Robyn’s dedication paid off: now, some of her handmade products have been picked up by larger department stores. You can find some of her products in Nordstroms – the very store where she bought that first expensive face cream that set her off down this path in the first place.

Trusting and believing in herself was the hardest part of being a business owner for Robyn

All that self-work has helped Robyn to create a thriving business and she’s now confident in taking risks. She now finds herself excited to jump at opportunities, rather than weighed down with the insecurities of earlier years. ‘My landlord called during the pandemic and asked if I knew anyone looking for a new retail store.
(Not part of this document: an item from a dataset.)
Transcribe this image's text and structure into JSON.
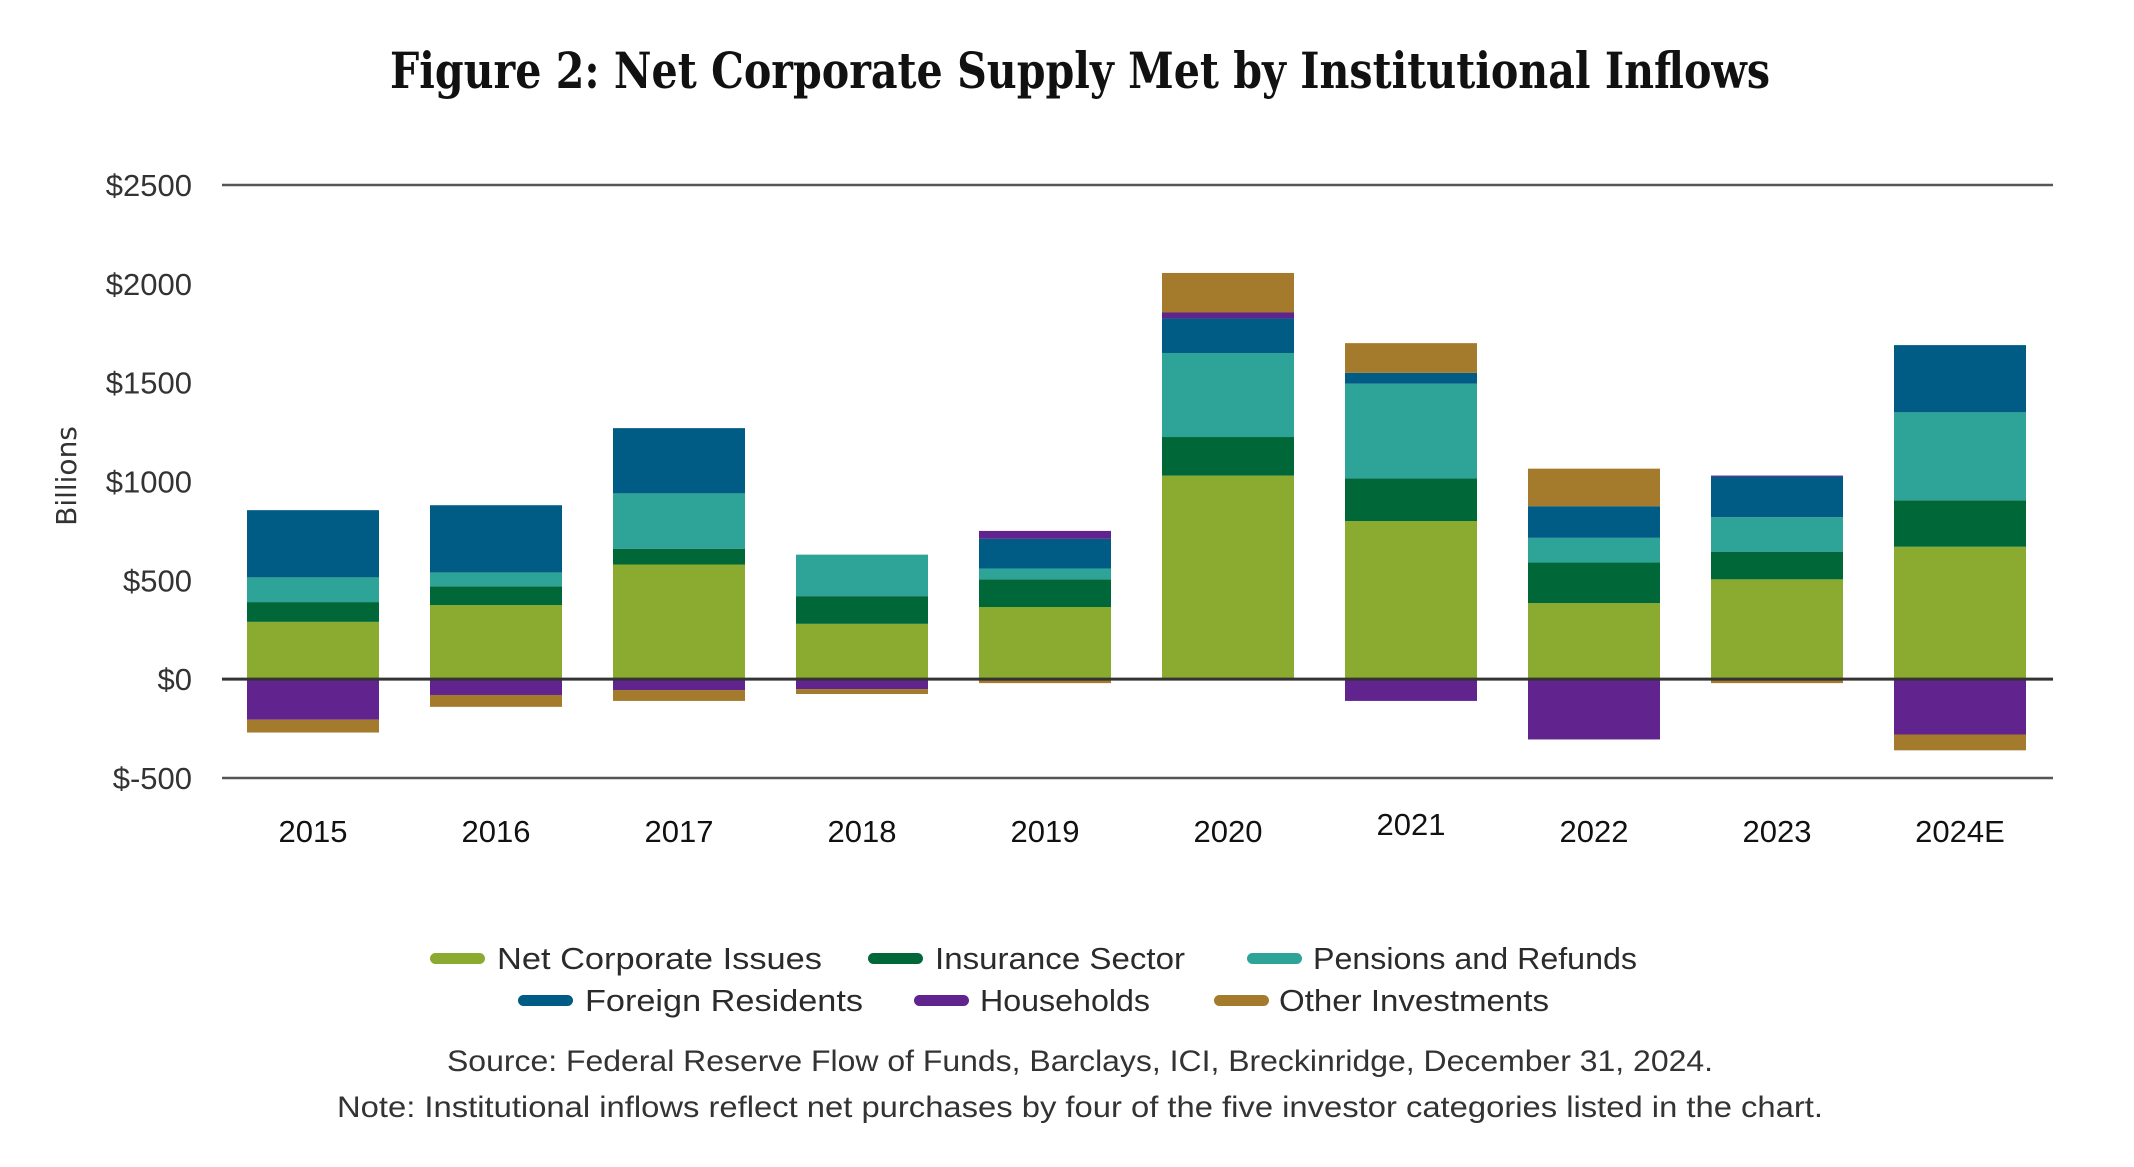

Without really thinking I said ‘oh my gosh, me! I want it! He asked if I was sure and I realized I was super sure.’

two dogs sitting on a sofa

Henrietta and Winston, Robyn’s dogs

So during a year when many businesses struggled to keep the doors open, Robyn took another big risk and opened a new store called Winston’s General. Winston is one of her dogs – her other dog, Henrietta, has her own dog care range of shampoos and balms that are now stocked in Urban Outfitters. She imagines Winston as more of a businessman. He inspired her to open a general store that stocks food items, gifting items and plants. Winston’s, against all odds, is doing incredibly well. ‘I had somebody come in the other day and say ‘well it looks nice, but you’re not going to survive the winter here.’ I’ve gotten to a point where I can respond ‘no, I am going to be just fine, thank you for your concern. I own another very successful business in town. I know what I’m doing. It’s definitely the hardest thing I’ve ever done – but it’s also the proudest I’ve ever felt!’

Having overcome self-doubt and imposter syndrome, Robyn is optimistic and looking forward to the future – with her two businesses!

Robyn is the founder of Handmade. She crafts simple yet high-quality products by hand and shares them both with her local community and across America through wholesaling to Nordstroms and Urban Outfitters.